In materia di appalto, l'apertura del procedimento fallimentare nei confronti dell'appaltatore non comporta l'improcedibilità dell'azione precedentemente esperita dai dipendenti nei confronti del committente, ai sensi dell'art. 1676 c.c., per il recupero dei loro crediti verso l'appaltatore datore di lavoro, atteso che la previsione normativa di una tale azione risponde proprio all'esigenza di sottrarre il soddisfacimento dei crediti retributivi al rischio dell'insolvenza del debitore e che, d'altra parte, si tratta di un'azione «diretta», incidente, in quanto tale, direttamente sul patrimonio di un terzo (il committente) e solo indirettamente su un credito del debitore fallito, sì da doversi escludere che il conseguimento di una somma, che non fa parte del patrimonio del fallito, possa comportare un nocumento delle ragioni degli altri dipendenti dell'appaltatore, che fanno affidamento sulle somme dovute (ma non ancora corrisposte) dal committente per l'esecuzione dell'opera appaltata; né tale situazione suscita sospetti di incostituzionalità, con riferimento all'art. 3 Costituzione (letto in corrispondenza del principio della par condicio creditorum), non essendo irrazionale una norma che accorda uno specifico beneficio a determinati lavoratori, anche rispetto ad altri, in relazione all'attività lavorativa dai medesimi espletata e dalla quale un altro soggetto (il committente) ha ricavato un particolare vantaggio.

(massima n. 2)

L'art. 1676 c.c. che consente agli ausiliari dell'appaltatore di agire direttamente contro il committente per «quanto è loro dovuto» si applica anche ai contratti di appalto stipulati con le pubbliche amministrazioni, trovando tale disposizione un puntuale riscontro nell'art. 357 della legge 20 marzo 1865, n. 2248, all.

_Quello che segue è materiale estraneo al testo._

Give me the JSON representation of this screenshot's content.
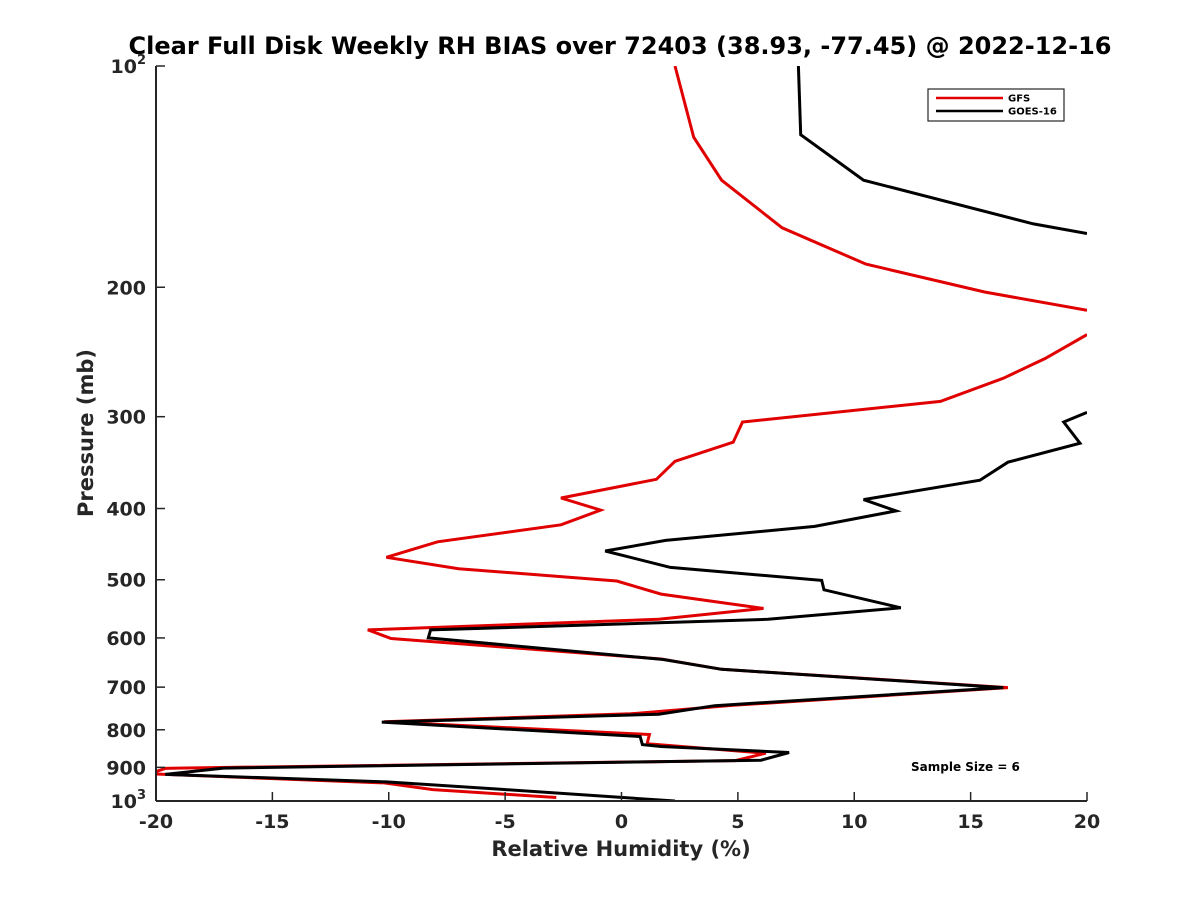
{
  "chart_data": {
    "type": "line",
    "title": "Clear Full Disk Weekly RH BIAS over 72403 (38.93, -77.45) @ 2022-12-16",
    "xlabel": "Relative Humidity (%)",
    "ylabel": "Pressure (mb)",
    "xlim": [
      -20,
      20
    ],
    "ylim": [
      100,
      1000
    ],
    "y_scale": "log",
    "y_reversed": true,
    "grid": false,
    "x_ticks": [
      -20,
      -15,
      -10,
      -5,
      0,
      5,
      10,
      15,
      20
    ],
    "x_tick_labels": [
      "-20",
      "-15",
      "-10",
      "-5",
      "0",
      "5",
      "10",
      "15",
      "20"
    ],
    "y_ticks": [
      200,
      300,
      400,
      500,
      600,
      700,
      800,
      900
    ],
    "y_tick_labels": [
      "200",
      "300",
      "400",
      "500",
      "600",
      "700",
      "800",
      "900"
    ],
    "y_limit_labels": [
      {
        "base": "10",
        "exp": "2",
        "value": 100
      },
      {
        "base": "10",
        "exp": "3",
        "value": 1000
      }
    ],
    "legend_position": "top-right",
    "annotation": "Sample Size = 6",
    "series": [
      {
        "name": "GFS",
        "color": "#e00000",
        "x": [
          2.3,
          3.1,
          4.3,
          6.9,
          10.5,
          15.6,
          20.0,
          null,
          20.0,
          18.2,
          16.4,
          13.7,
          5.2,
          4.8,
          2.3,
          1.5,
          -2.6,
          -0.9,
          -2.6,
          -7.9,
          -10.1,
          -7.0,
          -0.2,
          1.7,
          6.1,
          1.6,
          -10.9,
          -9.9,
          1.7,
          4.3,
          16.6,
          4.8,
          0.4,
          -10.2,
          1.2,
          1.1,
          6.2,
          4.9,
          -19.1,
          -19.6,
          -20.0,
          -20.0,
          -10.2,
          -8.1,
          -2.8
        ],
        "y": [
          100,
          125,
          143,
          166,
          186,
          203,
          215,
          null,
          232,
          250,
          266,
          286,
          305,
          325,
          345,
          365,
          387,
          402,
          421,
          444,
          466,
          483,
          502,
          523,
          547,
          566,
          585,
          601,
          641,
          662,
          701,
          741,
          761,
          780,
          812,
          836,
          861,
          881,
          902,
          903,
          912,
          919,
          945,
          965,
          989
        ]
      },
      {
        "name": "GOES-16",
        "color": "#000000",
        "x": [
          7.6,
          7.7,
          10.4,
          17.7,
          20.0,
          null,
          20.0,
          19.0,
          19.7,
          16.6,
          15.4,
          10.4,
          11.8,
          8.3,
          1.9,
          -0.7,
          2.1,
          8.6,
          8.7,
          12.0,
          6.3,
          -8.2,
          -8.3,
          1.8,
          4.3,
          16.4,
          4.0,
          1.6,
          -10.3,
          0.8,
          0.9,
          1.7,
          7.2,
          6.0,
          -17.1,
          -18.5,
          -19.6,
          -10.1,
          -5.2,
          2.3
        ],
        "y": [
          100,
          124,
          143,
          164,
          169,
          null,
          296,
          305,
          326,
          346,
          366,
          389,
          403,
          423,
          442,
          457,
          481,
          501,
          516,
          546,
          566,
          585,
          600,
          642,
          662,
          701,
          742,
          762,
          781,
          817,
          838,
          843,
          859,
          880,
          902,
          912,
          920,
          942,
          964,
          1000
        ]
      }
    ]
  }
}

F), contemplante la possibilità di pagamento diretto da parte dell'amministrazione della retribuzione dei dipendenti dell'appaltatore non corrisposta alle previste scadenze, e non essendo la medesima disposizione incompatibile con l'art. 351 della citata legge n. 2248 del 1865, limitativo della possibilità di sequestro dei corrispettivi di tali appalti, con la conseguenza che anche in tale materia si configura un rapporto diretto fra gli ausiliari dell'appaltatore e l'ente committente, riguardo ai crediti retributivi dei primi verso l'appaltatore datore di lavoro; ne deriva che, nell'ambito di tale rapporto diretto, non può assumere rilevanza la normativa relativa all'osservanza delle norme sulla contabilità della pubblica amministrazione, in relazione alla esigibilità del credito dell'appaltatore nei confronti dell'ente committente.